Camden Council is proposing a redesign of the intersection which has seen 15 crashes in five years
Designs for upgraded roads and new cycle lanes at an “intimidating” Camden junction have sparked fears among local traders that they could hurt their businesses.
In October the council floated new proposals to improve the “unpleasant” York Way and Agar Grove intersection bordering Islington to make it safer for walking and cycling. The roads, often dominated by heavy traffic, could see new mini zebra crossings, pedestrian islands and segregated cycle tracks with their own traffic signals.
Designs to install a ‘Circulating Cycle Stage’, also known as a cyclops junction, would bring the crossings closer to layouts used in Manchester, Cambridge and the Netherlands. But while local cycling campaign groups have praised the “clever” designs they believe will ensure fewer traffic collisions, local businesses operating at the junction have hit out at the plans.
“It will ruin my business,” said Taniea Dulal, who bought the decades-old Grove Tyres last year. Speaking to the Local Democracy Reporting Service (LDRS), she said she was blindsided by the proposals, having earlier received permission from the council to allow customers to change car tyres on the yellow lines outside her shop on Agar Grove.
Taniea fears that if the space outside is replaced by a segregated cycle lane, her business will lose that edge and customers will stop coming. “I’ll end up living in the street. I don’t know why they didn’t take this shop into consideration,” she said, adding that she had contacted the council about this but had not heard back.
The council later informed the LDRS it would be responding to her directly, but said it did not consider changing tyres on this road at present to be safe.
The owner of York Way’s Villa Café, Yaman Kaya, who is also a regular volunteer for Islington’s Labour Party, worries that if the parking space right outside his building goes it will make things harder not just for delivery drivers but for his elderly mother, who lives upstairs and already struggles with walking.
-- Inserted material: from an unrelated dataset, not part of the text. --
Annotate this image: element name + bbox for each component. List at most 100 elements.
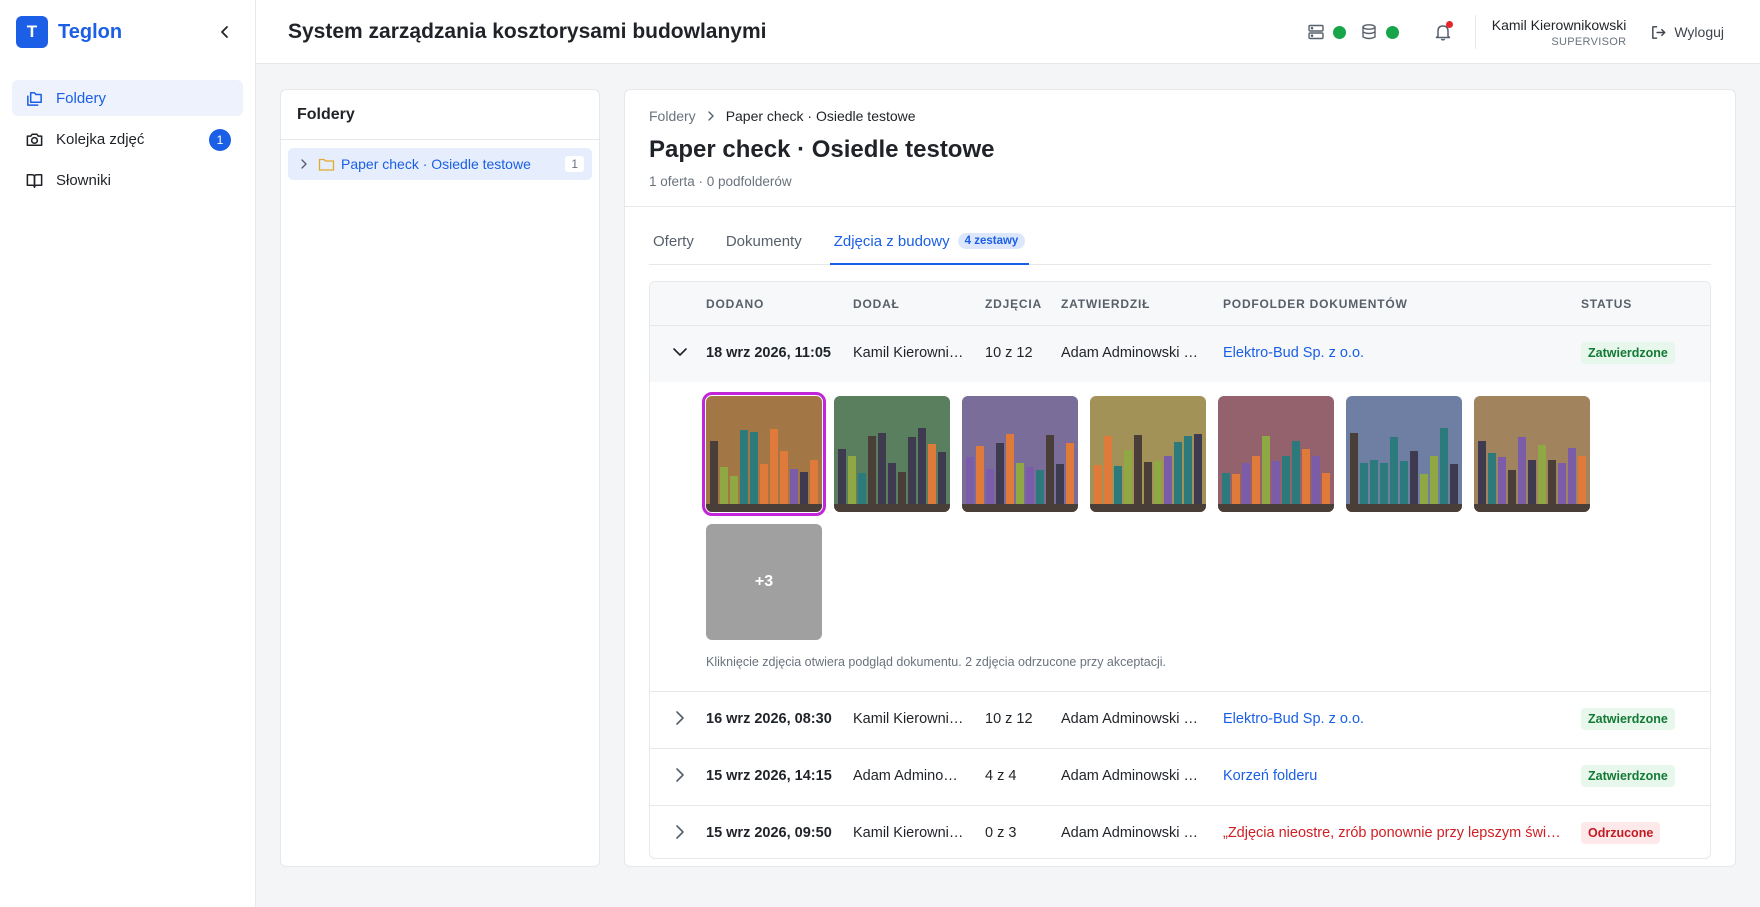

“I never felt the road was unsafe,” he said, but argued that the designs would leave less space for the lorries to pass through every day. Yaman told the LDRS there was already too little space between the heavy goods vehicles and pedestrians, and recalled one episode when a truck spilled stones into the road which were then hit by passing cars, ricocheting into his window and cracking it.
Campaign group Camden Cyclists backed the new designs they feel will address the vulnerability of road users like children cycling to school and less confident bike riders. “The junction currently sees around one in every five road users travelling by bike. There is a real need for better cycling infrastructure here,” the group stated.
Dursan Talbat, who owns Primrose Café on York Way, accepted that the roads needed to be made safer. His employee recounted one time where she helped a cyclist who was knocked off her bike while trying to make a left turn.
“She was shaking and stuck in the middle of the road waiting for an ambulance for a long time,” she told the LDRS.
But the café team added that previous redesigns had already damaged the local economy. “We used to be so busy when cars could park and stop by for takeaway coffees and sandwiches,” he said, until the existing cycle lane outside the front door was installed.
Camden Council says the designs would have “minimal impact on current vehicle traffic flows, which has been demonstrated by traffic modelling”. The Labour-run administration added that traffic counts carried out in July 2025 at York Way, just north of the junction, recorded a seven-day average of 8,600 motor vehicles and 1,900 people cycling per day.
The council also told the LDRS the width of traffic lanes and number of parking spaces would stay the same, and should the redesign go ahead the Town Hall would monitor economic data.
Cllr Adam Harrison, Cabinet Member for Planning and a Sustainable Camden, said the proposals were still at consultation stage, and the council was ready to consider and respond to all public comments.
“Your voice matters and we’re here to listen,” he said, but emphasised that safety of residents and road users was at the heart of the new designs.
Speaking to the LDRS, Cllr Harrison said: “Over the past five years, there have been 15 collisions at this junction – and that is 15 too many. We want local business owners to know that we’ve carefully developed the proposal to be as unintrusive as possible.
“There’s much to be hopeful about – we’ve seen in similar rollouts across the borough that local business benefits from improved walking and cycling environments.”
The consultation on the proposed York Way junction redesign closes on Thursday, November 20.